Nel suo atto difensivo, il legale di Salvatore Borsellino ha evidenziato inoltre come, dopo l’udienza del 22 settembre 2025, quando la Gip Luparello si era già ritirata per decidere se respingere o meno l’archiviazione, la Procura di Caltanissetta le avrebbe trasmesso «in forma privatistica ed extraprocedimentale» un atto, ovvero «la richiesta di archiviazione del procedimento n. 1588/2022 rgnr contro Paolo Bellini» e «imprecisati altri», così «stuprando nuovamente il principio del contraddittorio». Dopo aver fatto «quella comunicazione metaprocedimentale e per scopi estranei alla regolarità del procedimento», continua Repici, «perseverando nelle proprie pratiche illegittime», la Procura nissena «ha strumentalizzato quella propria condotta abusiva per formulare il principale motivo di ricorso (per abnormità!) contro l’ordinanza del Gip». Già nei giorni scorsi, il Procuratore generale della Cassazione aveva ritenuto inammissibile il ricorso della Procura nella sua requisitoria, sottolineando come la gip abbia esercitato i propri poteri nell’ambito delle prerogative previste dal codice. La Suprema Corte, con la sua pronuncia, ha definitivamente rimesso le cose a posto.

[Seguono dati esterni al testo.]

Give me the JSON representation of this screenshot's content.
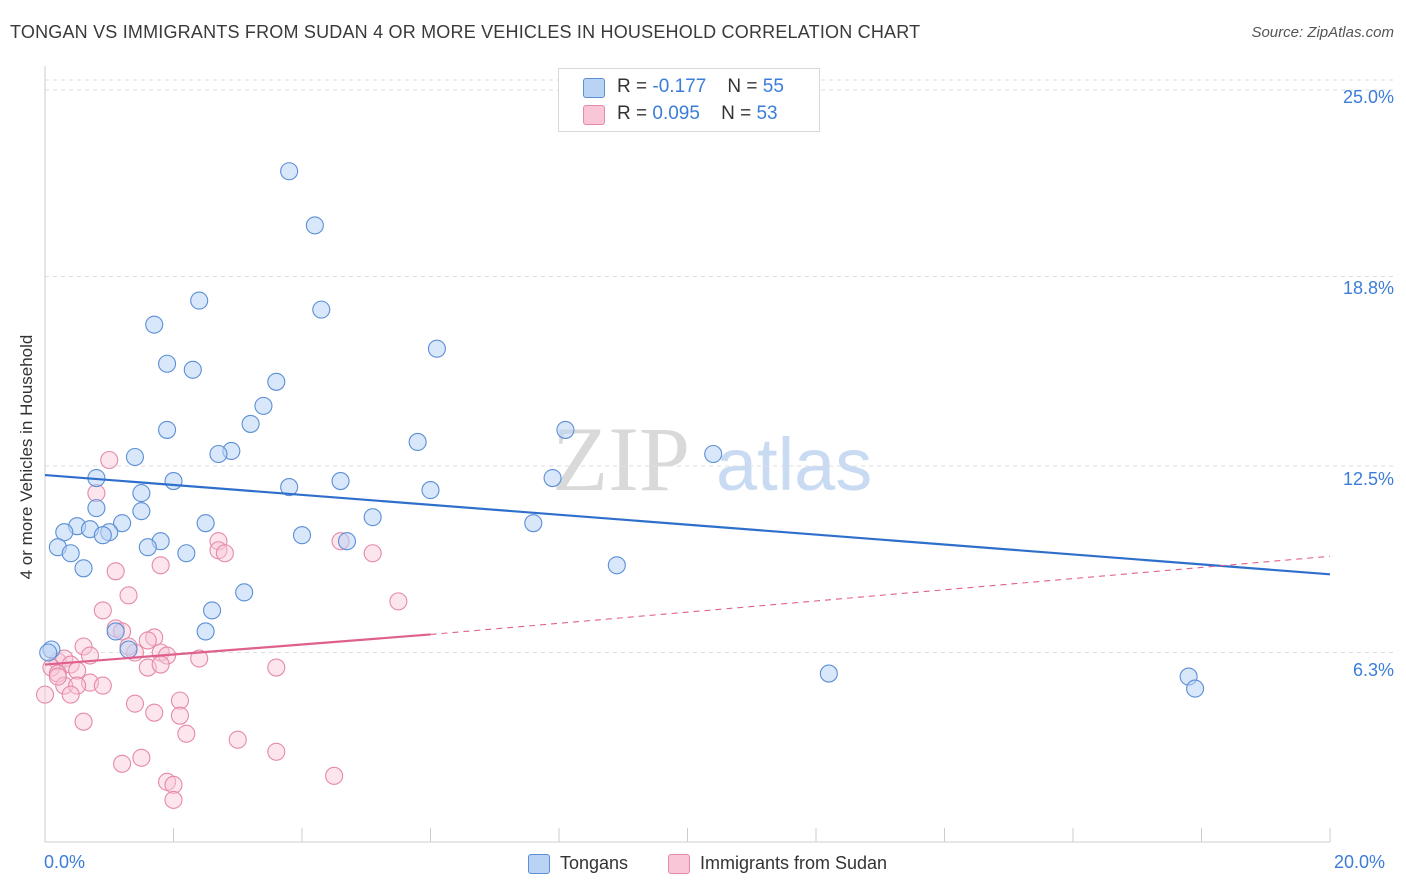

Negli ultimi mesi, abbiamo assistito a numerosi “minuetti” tra Chiara Colosimo, la fedelissima di Giorgia Meloni che guida la Commissione Antimafia, l’ex ufficiale dei ROS e poi capo dei servizi segreti Mario Mori (attualmente indagato a Firenze in relazione alle stragi del 1993) e la stessa Procura di Caltanissetta, tutti uniti nel ritenere [3] il presunto interesse di Paolo Borsellino verso il dossier “mafia-appalti” dei ROS come causale primaria della strage di via D’Amelio. Una visione che evidentemente allontana le “ombre” dell’eversione nera, così come quelle politico-istituzionali, dallo scenario delle stragi. Ora, però, tutto è di nuovo in discussione.